Saturday, August 28, 2010

Amazing Grace = God's Reward at Christ's Expense

Tomorrow is Youth Sunday at our church and Beth, M.L. and I have been working feverishly on a program for the kids to do.  Beth found an awesome book that had a great program on the song, "Amazing Grace" and then found another book....so with the help of the world wide web and the two books I have put together a program on one of the most popular songs ever....."Amazing Grace."  In my research I was really surprised at all I learned about the song....it is a common hymn tune...and can be sung to other tunes.....I know this because at ASP one year....we learned the song to the tune of "Gilligans Island"....try it...it works.  I also learned "Jesus Loves Me" to the "Flintstones" tune that same year.  Anyways...back on track....in my research I discovered that the writer of the words to the song, John Newton, was a very colorful character.
"Amazing Grace" was first heard on New Year's Day in 1773. The song itself was written without "ceremony" in an attic room where Newton wrote weekly hymns to amplify the message of his sermons. When Newton put the internal rhyme "amazing grace" together, it wasn't purely for poetic reasons. He understood grace to mean God's unmerited favor to lost souls. This was a meaning Newton — with his sordid history and personal tale of redemption — could take to heart.  Newton supplied the lyrics, but the tune sung today arrived much later. The actual song,  in Newton's day, would have been sung "to another song that fit its meter" — if it were sung at all. Have you ever just spoken the words to this song?  I did the other day when I was timing our program....and let me tell you.....it is powerful.  "Amazing Grace" continued to be associated with a number of different tunes throughout much of the 19th century. In 1835, "...the tune that we now sing... was married to the words of John Newton," I truly believe that  the early popularity of "Amazing Grace" in America is attributed to the religious revivalism of that period and to the power of the first verse.  In America, according to John Newton, "the conversion experience is more prominent and more important, and this is the absolute perfect song to accompany a conversion of that sort… 'I once was lost but now 'I'm found.
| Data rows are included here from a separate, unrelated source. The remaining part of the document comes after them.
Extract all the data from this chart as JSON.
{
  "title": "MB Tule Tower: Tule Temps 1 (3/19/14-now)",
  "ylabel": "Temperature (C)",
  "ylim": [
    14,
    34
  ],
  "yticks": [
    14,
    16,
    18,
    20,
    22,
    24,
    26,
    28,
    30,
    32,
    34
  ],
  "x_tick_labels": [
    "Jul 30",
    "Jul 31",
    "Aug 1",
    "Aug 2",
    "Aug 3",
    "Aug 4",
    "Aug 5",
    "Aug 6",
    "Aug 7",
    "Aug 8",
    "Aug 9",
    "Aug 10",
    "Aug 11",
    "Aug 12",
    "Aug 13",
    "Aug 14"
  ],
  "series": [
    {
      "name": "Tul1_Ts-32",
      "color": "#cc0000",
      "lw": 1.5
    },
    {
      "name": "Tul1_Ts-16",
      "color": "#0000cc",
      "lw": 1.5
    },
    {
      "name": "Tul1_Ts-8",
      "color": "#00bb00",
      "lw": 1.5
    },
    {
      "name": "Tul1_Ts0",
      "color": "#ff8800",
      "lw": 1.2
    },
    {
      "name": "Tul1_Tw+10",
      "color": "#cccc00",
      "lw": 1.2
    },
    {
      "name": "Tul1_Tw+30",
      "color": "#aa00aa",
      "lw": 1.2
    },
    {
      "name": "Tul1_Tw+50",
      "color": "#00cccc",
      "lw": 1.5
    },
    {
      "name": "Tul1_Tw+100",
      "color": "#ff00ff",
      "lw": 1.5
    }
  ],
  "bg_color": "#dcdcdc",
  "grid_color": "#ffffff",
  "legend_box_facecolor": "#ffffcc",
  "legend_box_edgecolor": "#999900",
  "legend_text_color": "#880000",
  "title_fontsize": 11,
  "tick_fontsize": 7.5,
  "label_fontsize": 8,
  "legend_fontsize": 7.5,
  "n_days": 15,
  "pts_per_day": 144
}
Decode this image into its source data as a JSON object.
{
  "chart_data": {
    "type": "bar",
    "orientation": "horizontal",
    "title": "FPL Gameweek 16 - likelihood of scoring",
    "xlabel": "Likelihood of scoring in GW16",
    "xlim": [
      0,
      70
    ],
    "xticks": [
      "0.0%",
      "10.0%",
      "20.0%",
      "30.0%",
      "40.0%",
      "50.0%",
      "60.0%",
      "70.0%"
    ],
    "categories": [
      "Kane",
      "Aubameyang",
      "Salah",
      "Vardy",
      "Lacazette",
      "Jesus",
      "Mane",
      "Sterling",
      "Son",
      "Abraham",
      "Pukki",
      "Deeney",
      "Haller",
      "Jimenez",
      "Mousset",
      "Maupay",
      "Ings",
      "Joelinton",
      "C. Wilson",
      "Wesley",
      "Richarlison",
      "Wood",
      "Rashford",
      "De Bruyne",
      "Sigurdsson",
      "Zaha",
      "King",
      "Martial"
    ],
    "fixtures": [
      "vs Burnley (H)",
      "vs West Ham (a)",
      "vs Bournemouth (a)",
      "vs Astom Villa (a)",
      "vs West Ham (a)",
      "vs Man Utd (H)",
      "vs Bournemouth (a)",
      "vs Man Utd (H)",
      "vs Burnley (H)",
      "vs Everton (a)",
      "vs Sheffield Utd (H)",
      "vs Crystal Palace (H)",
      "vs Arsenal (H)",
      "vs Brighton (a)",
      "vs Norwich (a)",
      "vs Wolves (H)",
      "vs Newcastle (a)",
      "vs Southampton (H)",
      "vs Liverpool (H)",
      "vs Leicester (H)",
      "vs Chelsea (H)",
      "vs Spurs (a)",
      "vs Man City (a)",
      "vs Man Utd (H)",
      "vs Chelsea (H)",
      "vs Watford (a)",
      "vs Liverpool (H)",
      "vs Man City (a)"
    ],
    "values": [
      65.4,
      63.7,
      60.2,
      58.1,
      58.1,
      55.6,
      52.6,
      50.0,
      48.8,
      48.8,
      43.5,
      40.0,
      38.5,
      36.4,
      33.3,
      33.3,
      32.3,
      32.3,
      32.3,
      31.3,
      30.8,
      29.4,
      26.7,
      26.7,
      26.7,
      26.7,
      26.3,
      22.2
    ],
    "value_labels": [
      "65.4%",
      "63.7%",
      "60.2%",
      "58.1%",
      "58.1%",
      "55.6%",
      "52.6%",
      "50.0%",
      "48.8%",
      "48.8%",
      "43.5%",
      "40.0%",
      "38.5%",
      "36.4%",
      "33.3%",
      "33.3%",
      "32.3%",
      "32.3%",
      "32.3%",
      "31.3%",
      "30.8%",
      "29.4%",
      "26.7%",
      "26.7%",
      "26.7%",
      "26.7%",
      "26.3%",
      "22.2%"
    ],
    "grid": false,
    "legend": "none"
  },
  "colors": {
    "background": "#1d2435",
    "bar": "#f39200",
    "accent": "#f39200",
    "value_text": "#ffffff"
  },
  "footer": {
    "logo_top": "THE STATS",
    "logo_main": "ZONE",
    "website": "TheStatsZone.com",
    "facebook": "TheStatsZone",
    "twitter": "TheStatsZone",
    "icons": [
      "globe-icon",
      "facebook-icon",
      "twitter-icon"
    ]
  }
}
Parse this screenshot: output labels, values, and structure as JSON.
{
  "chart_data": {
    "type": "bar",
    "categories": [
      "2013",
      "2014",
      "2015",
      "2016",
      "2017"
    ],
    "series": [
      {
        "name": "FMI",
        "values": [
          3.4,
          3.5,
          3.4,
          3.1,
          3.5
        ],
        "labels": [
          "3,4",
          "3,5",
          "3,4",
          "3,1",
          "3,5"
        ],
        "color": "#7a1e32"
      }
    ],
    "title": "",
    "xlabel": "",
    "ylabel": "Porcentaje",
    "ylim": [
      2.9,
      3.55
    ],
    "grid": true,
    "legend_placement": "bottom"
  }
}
I was blind but now I see…' It seems to be the definitive song of the personal conversion experience.  "Amazing Grace" has been featured on more than 1,100 albums. The song reached the pop charts in the United Kingdom and the United States when Judy Collins released her version in 1971. It was another time of turbulence as U.S. military forces were mired in an unpopular war in Vietnam. In her forward to Turner's book, Judy Collins says the song has the "power to transform" and to heal.  Something magical happens when you sing it, don't you agree?  So, on Sunday our youth are going to sing, tell about, and share scriptures that relate to "Amazing Grace," and hopefully when the morning is over the congregation will leave and believe that Grace is God's Rewards at Christ's Expense.  What an awesome gift....How truly amazing the concept of grace is.